In children whose rhabdomyosarcoma has not responded to treatment (refractory), or has come back aftertreatment (relapsed), there are difficult decisions to be made about what treatment to give next. Only around one in five children with relapsed or refractory rhabdomyosarcoma can be cured, and therefore here are choices to be made about how to prioritise their care. The options might include:

• aggressive treatment aiming to cure
• treatment to reduce the amount of disease, and therefore help symptoms
• experimental trials of new treatments (also called early phase studies)
• symptom control.

Choices made at these times may be extensively re-examined and become a cause of distress months and years after the decision. Within this project we will do two studies that are linked into understanding how decisions are made about treatments:

• A “systematic review”, where we will look for all previous early phase studies in relapsed or refractory rhabdomyosarcoma and see how effective the different treatments are for different children. This will help to give families and professionals more accurate information about what to expect from the options available.
• An interview study, where we speak to patients and families about how they have made, or are making, decisions about treatment in relapsed or refractory rhabdomyosarcoma.
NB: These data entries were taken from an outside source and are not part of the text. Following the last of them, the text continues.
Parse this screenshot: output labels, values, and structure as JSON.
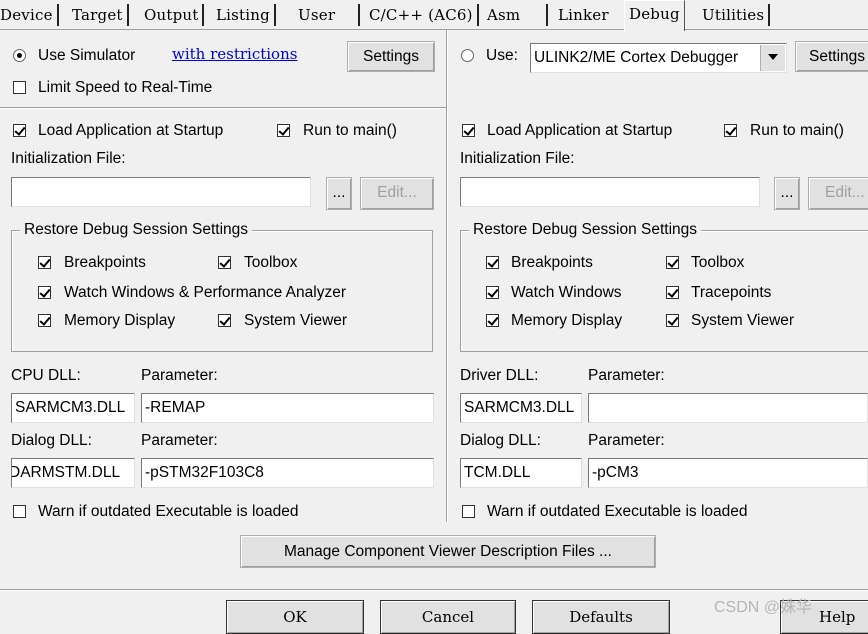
{
  "tabs": [
    {
      "label": "Device"
    },
    {
      "label": "Target"
    },
    {
      "label": "Output"
    },
    {
      "label": "Listing"
    },
    {
      "label": "User"
    },
    {
      "label": "C/C++ (AC6)"
    },
    {
      "label": "Asm"
    },
    {
      "label": "Linker"
    },
    {
      "label": "Debug",
      "active": true
    },
    {
      "label": "Utilities"
    }
  ],
  "left": {
    "use_simulator": {
      "label": "Use Simulator",
      "selected": true
    },
    "restrictions_link": "with restrictions",
    "settings_label": "Settings",
    "limit_speed": {
      "label": "Limit Speed to Real-Time",
      "checked": false
    },
    "load_app": {
      "label": "Load Application at Startup",
      "checked": true
    },
    "run_to_main": {
      "label": "Run to main()",
      "checked": true
    },
    "init_file_label": "Initialization File:",
    "init_file_value": "",
    "browse_label": "...",
    "edit_label": "Edit...",
    "restore_title": "Restore Debug Session Settings",
    "breakpoints": {
      "label": "Breakpoints",
      "checked": true
    },
    "toolbox": {
      "label": "Toolbox",
      "checked": true
    },
    "watch_windows": {
      "label": "Watch Windows & Performance Analyzer",
      "checked": true
    },
    "memory_display": {
      "label": "Memory Display",
      "checked": true
    },
    "system_viewer": {
      "label": "System Viewer",
      "checked": true
    },
    "cpu_dll_label": "CPU DLL:",
    "cpu_param_label": "Parameter:",
    "cpu_dll_value": "SARMCM3.DLL",
    "cpu_param_value": "-REMAP",
    "dialog_dll_label": "Dialog DLL:",
    "dialog_param_label": "Parameter:",
    "dialog_dll_value": "DARMSTM.DLL",
    "dialog_param_value": "-pSTM32F103C8",
    "warn_outdated": {
      "label": "Warn if outdated Executable is loaded",
      "checked": false
    }
  },
  "right": {
    "use": {
      "label": "Use:",
      "selected": false
    },
    "debugger_value": "ULINK2/ME Cortex Debugger",
    "settings_label": "Settings",
    "load_app": {
      "label": "Load Application at Startup",
      "checked": true
    },
    "run_to_main": {
      "label": "Run to main()",
      "checked": true
    },
    "init_file_label": "Initialization File:",
    "init_file_value": "",
    "browse_label": "...",
    "edit_label": "Edit...",
    "restore_title": "Restore Debug Session Settings",
    "breakpoints": {
      "label": "Breakpoints",
      "checked": true
    },
    "toolbox": {
      "label": "Toolbox",
      "checked": true
    },
    "watch_windows": {
      "label": "Watch Windows",
      "checked": true
    },
    "tracepoints": {
      "label": "Tracepoints",
      "checked": true
    },
    "memory_display": {
      "label": "Memory Display",
      "checked": true
    },
    "system_viewer": {
      "label": "System Viewer",
      "checked": true
    },
    "driver_dll_label": "Driver DLL:",
    "driver_param_label": "Parameter:",
    "driver_dll_value": "SARMCM3.DLL",
    "driver_param_value": "",
    "dialog_dll_label": "Dialog DLL:",
    "dialog_param_label": "Parameter:",
    "dialog_dll_value": "TCM.DLL",
    "dialog_param_value": "-pCM3",
    "warn_outdated": {
      "label": "Warn if outdated Executable is loaded",
      "checked": false
    }
  },
  "manage_button": "Manage Component Viewer Description Files ...",
  "footer": {
    "ok": "OK",
    "cancel": "Cancel",
    "defaults": "Defaults",
    "help": "Help"
  },
  "watermark": "CSDN @姝华"
}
This will help us understand the decision-making process and how best to support families making these choices.

The results of both of these studies will be combined in a best practice statement which will provide advice and support to clinicians and families about important things to consider when discussing treatment options. The project will include patients and parents in designing and performing the research to get the best results for families in the future. We will share all of our findings with families and professionals.